Несколько часов счастья от общения с другом в солдатской шинели с красными матерчатыми крестиками на солдатских погонах, худым, осунувшимся, лысым, уже без тени надменной улыбки, но еще хранившим в душе озорство и жажду жизни. Очевидно, у всех власть имущих имеется общая черта, когда народ нужен, они снисходят до аттракционов невиданной щедрости, то раздают подарки «как орехи с елки», то награждают грамотами и благодарностями. Чаще друг друга, но, бывает и народу чего перепадет. А уж когда надобность в народе отпадает, тогда, по меткому выражению Есенина: «никто и спасибо ему (народу) за эту войну и не скажет». Ни за войну, ни за стихи, ни за прозу… только однажды некая дворовая особа прикажет своему камердинеру вынести Есенину пять рублев, за чтение стихов в ихнем (ирония) салоне.
Записные патриоты, чьей задачей была героизация войны и вербовка новобранцев, не утруждали себя благодарностью.
Вчерашние крестьяне, студенты ехали на войну, подгоняемые гос.патриотами и возмущенные газетными «зверствами» Вильгельма, за славой и всеобщей справедливостью, а возвращались калеками, отупевшими от окопной правды войны: голода, цинги…

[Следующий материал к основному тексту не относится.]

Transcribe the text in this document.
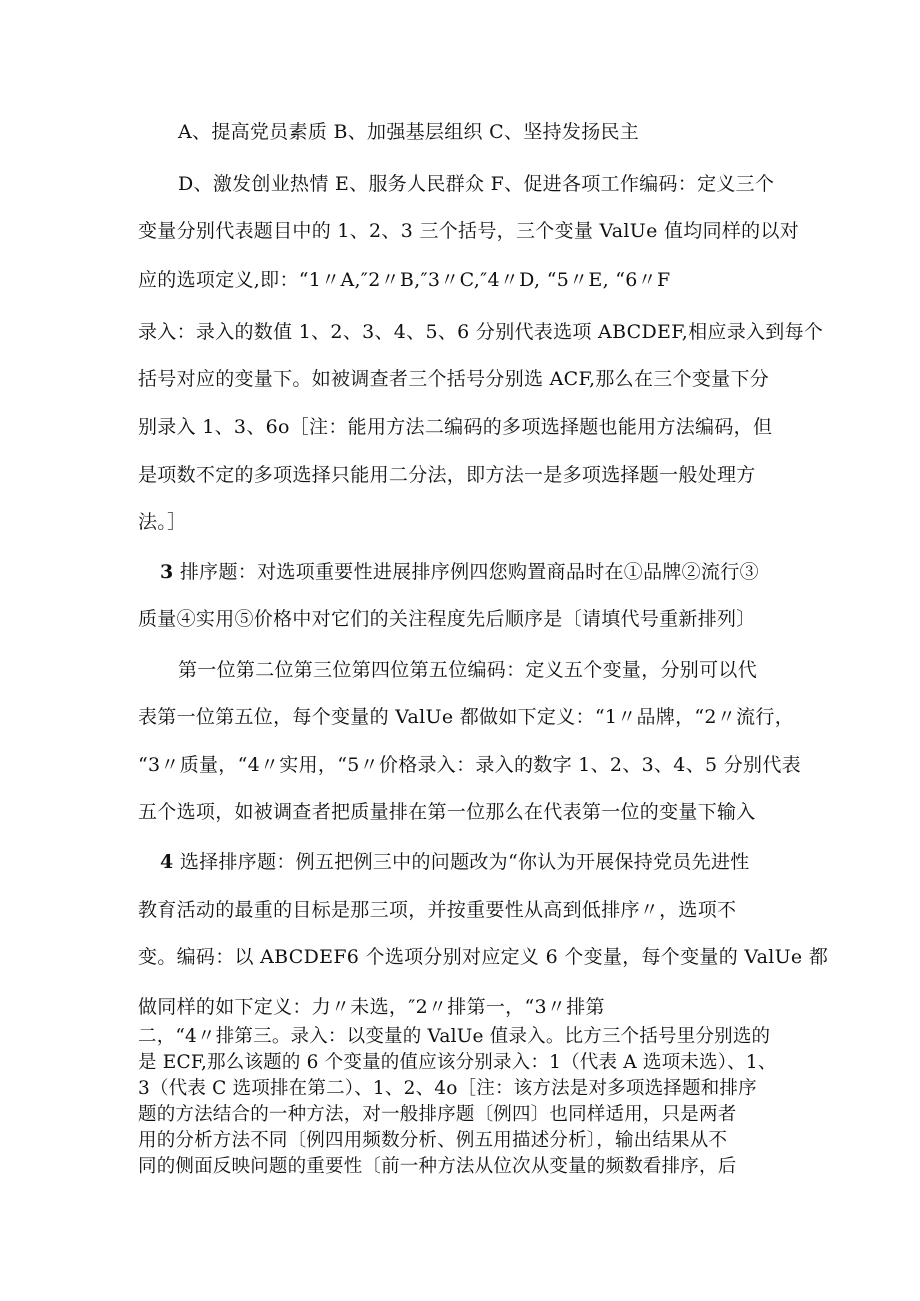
A、提高党员素质 B、加强基层组织 C、坚持发扬民主
D、激发创业热情 E、服务人民群众 F、促进各项工作编码：定义三个
变量分别代表题目中的 1、2、3 三个括号，三个变量 ValUe 值均同样的以对
应的选项定义,即：“1〃A,″2〃B,″3〃C,″4〃D, “5〃E, “6〃F
录入：录入的数值 1、2、3、4、5、6 分别代表选项 ABCDEF,相应录入到每个
括号对应的变量下。如被调查者三个括号分别选 ACF,那么在三个变量下分
别录入 1、3、6o［注：能用方法二编码的多项选择题也能用方法编码，但
是项数不定的多项选择只能用二分法，即方法一是多项选择题一般处理方
法。］
3 排序题：对选项重要性进展排序例四您购置商品时在①品牌②流行③
质量④实用⑤价格中对它们的关注程度先后顺序是〔请填代号重新排列〕
第一位第二位第三位第四位第五位编码：定义五个变量，分别可以代
表第一位第五位，每个变量的 ValUe 都做如下定义：“1〃品牌，“2〃流行，
“3〃质量，“4〃实用，“5〃价格录入：录入的数字 1、2、3、4、5 分别代表
五个选项，如被调查者把质量排在第一位那么在代表第一位的变量下输入
4 选择排序题：例五把例三中的问题改为“你认为开展保持党员先进性
教育活动的最重的目标是那三项，并按重要性从高到低排序〃，选项不
变。编码：以 ABCDEF6 个选项分别对应定义 6 个变量，每个变量的 ValUe 都
做同样的如下定义：力〃未选，″2〃排第一，“3〃排第
二，“4〃排第三。录入：以变量的 ValUe 值录入。比方三个括号里分别选的
是 ECF,那么该题的 6 个变量的值应该分别录入：1（代表 A 选项未选）、1、
3（代表 C 选项排在第二）、1、2、4o［注：该方法是对多项选择题和排序
题的方法结合的一种方法，对一般排序题〔例四〕也同样适用，只是两者
用的分析方法不同〔例四用频数分析、例五用描述分析〕，输出结果从不
同的侧面反映问题的重要性〔前一种方法从位次从变量的频数看排序，后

На войне они уже переступили через некую черту, когда нормой считается снять с убитого солдата фляжку со шнапсом, забрать его сухари, потому как ближайшее индентантство еще не подоспело или было ограблено по дороге.
Они совершенно не понимали чьи интернациональные интересы они защищают, а видели перед собой все тех же вчерашних школьников, так же как и они оказавшихся на этой войне не по своей воле. На войне они были лишь пушечным мясом, приложением к имперским амбициям.
На фронт и с фронта двигалось два потока. Одни оборванные, серые, с грязными бинтами, покрытые въевшейся пылью окопов, другие — бодрые, полные еще жажды славы, великих сражений, с сознанием замутненным ура-патриотами. Постепенно обозы солдат в новеньких шинелях стали иссякать, обозы же с ранеными, напротив, пополнялись с большим постоянством.